看到他们,他冲撞得更加厉害,比旁边的龙更加暴躁,额上鲜血淋漓,双手也青筋暴起。
姜瑶似乎是被震塌的宫殿砸伤了。正抚着心口,眉心紧皱,看到动静后,她也顾不上伤口,冲上去隔着笼子抱住玄霜神君,着急道:“神君,是我,冷静,我们喝药,喝了药马上就好。”
说罢,她拿起刀走向另一个关着龙的铁笼,干净利落地一刀捅进龙尾。
那龙惨叫一声,疯狂地要挣开,却被她死死摁住。
这一幕极为熟悉,连翘忽然想到了他们潜入神宫密室的那一日,难道,当时割血的不是神君,也是姜瑶?
一直到底下承接的碗满了,姜瑶方拔出刀,迅速端着血碗喂给玄霜神君。
玄霜神君几乎是整张脸都埋进了碗里,大口大口地喝着龙血。
喝了大半碗,他原本疲惫的双目又变得赤红,猛然撞开了铁笼。
姜瑶一时没料到,生生后退几步。
眼看神君又要出去伤人,连翘和陆无咎迅速提剑,两边夹击,重重一击,砰然一声,玄霜神君神智不清后背直接撞倒了一面墙。
霎时又是烟尘弥漫,神君吐出一口血,总算安静了下来。
与此同时,一个面具似的东西从他身上甩飞,恰好甩到了连翘脚边。
连翘咳嗽几声,欲低头捡起,然而再一细看,她立即后退几步。
——那不是面具,而是一张面皮。
人偶泥做的面皮,和神君的脸一模一样。
连翘愣了一愣,难道说,之所以有两个一模一样的神君,是因为有一具是人偶假扮的?
她还没来得及问,眼尖的周见南忽然尖叫一声,吓得直接跌坐在地。
“怪物,怪物,那是什么东西!”
他惊恐地往后退,径直抱住了晏无双的腿。
晏无双大骂他没出息,然而顺着他的目光再定睛一看,声音也噎住了。
“那是……神君?”
连翘被烟尘迷了眼,好一会儿才睁开。
当看到眼前的人模样时,她也愣了一愣。
只见,撕掉面皮之后的神君面目丑陋,满脸红疮,别说和从前那张俊美无暇的脸比了,甚至都看不出是一张脸。

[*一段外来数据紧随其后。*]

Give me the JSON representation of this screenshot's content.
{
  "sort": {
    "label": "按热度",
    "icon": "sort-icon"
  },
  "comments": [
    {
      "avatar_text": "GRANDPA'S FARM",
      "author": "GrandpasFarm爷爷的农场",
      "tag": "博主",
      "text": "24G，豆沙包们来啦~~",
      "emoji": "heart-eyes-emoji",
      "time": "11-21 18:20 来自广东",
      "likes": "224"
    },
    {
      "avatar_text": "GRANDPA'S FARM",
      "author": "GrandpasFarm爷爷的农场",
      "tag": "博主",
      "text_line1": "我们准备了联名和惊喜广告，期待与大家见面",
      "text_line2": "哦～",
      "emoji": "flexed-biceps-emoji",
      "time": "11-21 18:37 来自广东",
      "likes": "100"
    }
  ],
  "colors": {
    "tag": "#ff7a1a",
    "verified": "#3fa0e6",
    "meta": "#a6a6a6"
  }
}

更为可怕的是,除了脱落的面皮,这个人其他部分似乎也是用人偶泥捏的,当他支撑不住地往侧面一倒,人偶皮彻底脱落,真正的面目总算显露了出来。
眼前的这个东西甚至已经不能叫做人了,只能勉强看出人的轮廓。
他没有头发,面容扭曲,双手皮包着骨头,左手只有四根手指,而双腿虽然是完整的,却向内佝偻着。
连翘不由自主地往后退了两步:“你不是玄霜神君,你到底是谁,为什么要用人偶泥捏出他的样子,假扮成他?”